City people might look at rain as a nuisance. Country people don’t usually. This necessary rain waters gardens, grows pastures and woods and brings up mushrooms.
The lack of and the abundance of rain are the mainstays of rural conversation. Here in my part of the Ozarks both conditions have been topics this summer.
Local Focus
News is reporting on both ends of the rain spectrum lately. New England is flooding. The Southwest is dry and being cooked.
These reports are disturbing. Even the reports of similar problems in Europe and Asia are concerning.
However, my focus is here. I rarely go even thirty miles from home. This is my world. I do sympathize as such weather, to a degree, has come here. But the reports are for far away places I will never visit. I live here.
Heat and Drought
Last summer saw temperatures over a hundred here along with dry weather. Hay fields burned up, including mine. Hay prices soared, if I could find any.

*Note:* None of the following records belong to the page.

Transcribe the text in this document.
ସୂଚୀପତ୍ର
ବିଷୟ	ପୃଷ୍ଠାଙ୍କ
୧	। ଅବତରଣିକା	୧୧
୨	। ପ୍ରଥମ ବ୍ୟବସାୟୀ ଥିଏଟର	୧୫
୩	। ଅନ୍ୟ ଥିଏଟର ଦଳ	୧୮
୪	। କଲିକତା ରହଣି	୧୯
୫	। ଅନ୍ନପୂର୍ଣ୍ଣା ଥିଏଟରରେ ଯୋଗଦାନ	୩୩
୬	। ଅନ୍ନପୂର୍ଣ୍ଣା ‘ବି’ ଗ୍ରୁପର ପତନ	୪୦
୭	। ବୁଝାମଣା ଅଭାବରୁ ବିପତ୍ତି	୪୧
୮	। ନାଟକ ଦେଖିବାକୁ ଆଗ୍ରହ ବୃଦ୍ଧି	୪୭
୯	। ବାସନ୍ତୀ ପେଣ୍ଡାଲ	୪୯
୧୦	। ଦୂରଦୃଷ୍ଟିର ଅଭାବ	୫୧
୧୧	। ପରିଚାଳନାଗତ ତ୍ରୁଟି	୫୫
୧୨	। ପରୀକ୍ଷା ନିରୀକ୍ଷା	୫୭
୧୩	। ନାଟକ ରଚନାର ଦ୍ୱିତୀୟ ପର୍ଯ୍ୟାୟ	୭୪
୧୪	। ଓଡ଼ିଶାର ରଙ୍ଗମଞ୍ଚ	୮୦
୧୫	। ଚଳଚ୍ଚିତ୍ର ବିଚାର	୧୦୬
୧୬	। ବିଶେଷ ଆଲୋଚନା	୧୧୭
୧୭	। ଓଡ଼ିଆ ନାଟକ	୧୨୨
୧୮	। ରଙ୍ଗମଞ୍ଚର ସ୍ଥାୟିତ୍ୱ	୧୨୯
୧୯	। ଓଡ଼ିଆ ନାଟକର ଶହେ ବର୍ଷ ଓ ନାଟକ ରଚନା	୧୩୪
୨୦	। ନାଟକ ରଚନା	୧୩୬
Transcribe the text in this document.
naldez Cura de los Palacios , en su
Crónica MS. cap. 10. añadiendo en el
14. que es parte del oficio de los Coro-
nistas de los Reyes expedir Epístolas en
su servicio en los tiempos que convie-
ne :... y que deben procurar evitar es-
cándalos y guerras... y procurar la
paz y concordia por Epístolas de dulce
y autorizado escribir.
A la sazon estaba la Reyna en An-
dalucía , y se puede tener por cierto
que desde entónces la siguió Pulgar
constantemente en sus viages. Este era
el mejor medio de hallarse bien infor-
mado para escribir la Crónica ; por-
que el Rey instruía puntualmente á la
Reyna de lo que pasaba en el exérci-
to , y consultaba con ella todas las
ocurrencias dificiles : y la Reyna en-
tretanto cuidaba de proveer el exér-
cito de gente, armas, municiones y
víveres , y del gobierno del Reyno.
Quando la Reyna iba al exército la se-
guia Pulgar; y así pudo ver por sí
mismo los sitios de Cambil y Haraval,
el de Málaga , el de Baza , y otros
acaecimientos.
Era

My goats survived on mulch status hay and cold pastures over the winter. The garden lasted into early winter under plastic with well water and mulch.
Cool and Rainy
This summer has stayed cool, rarely seeing even ninety degrees. A couple of days flirted with the hundred degree mark during a dry spell.
Now clouds cover the sky for days. They don’t drop a lot of rain, but enough for make the pastures lush.
Hay is still a problem and the prices are still high. First it got too dry and burned the fields. Now the necessary rain falls and it’s too cool and wet to make hay.
How Does This Matter?
In my world, this matters a lot. This is where I live, where my goats live, where my garden is.
For the people living in other places, enduring weather so much worse than I am seeing, it doesn’t matter. What matters is their local weather because that is where they live.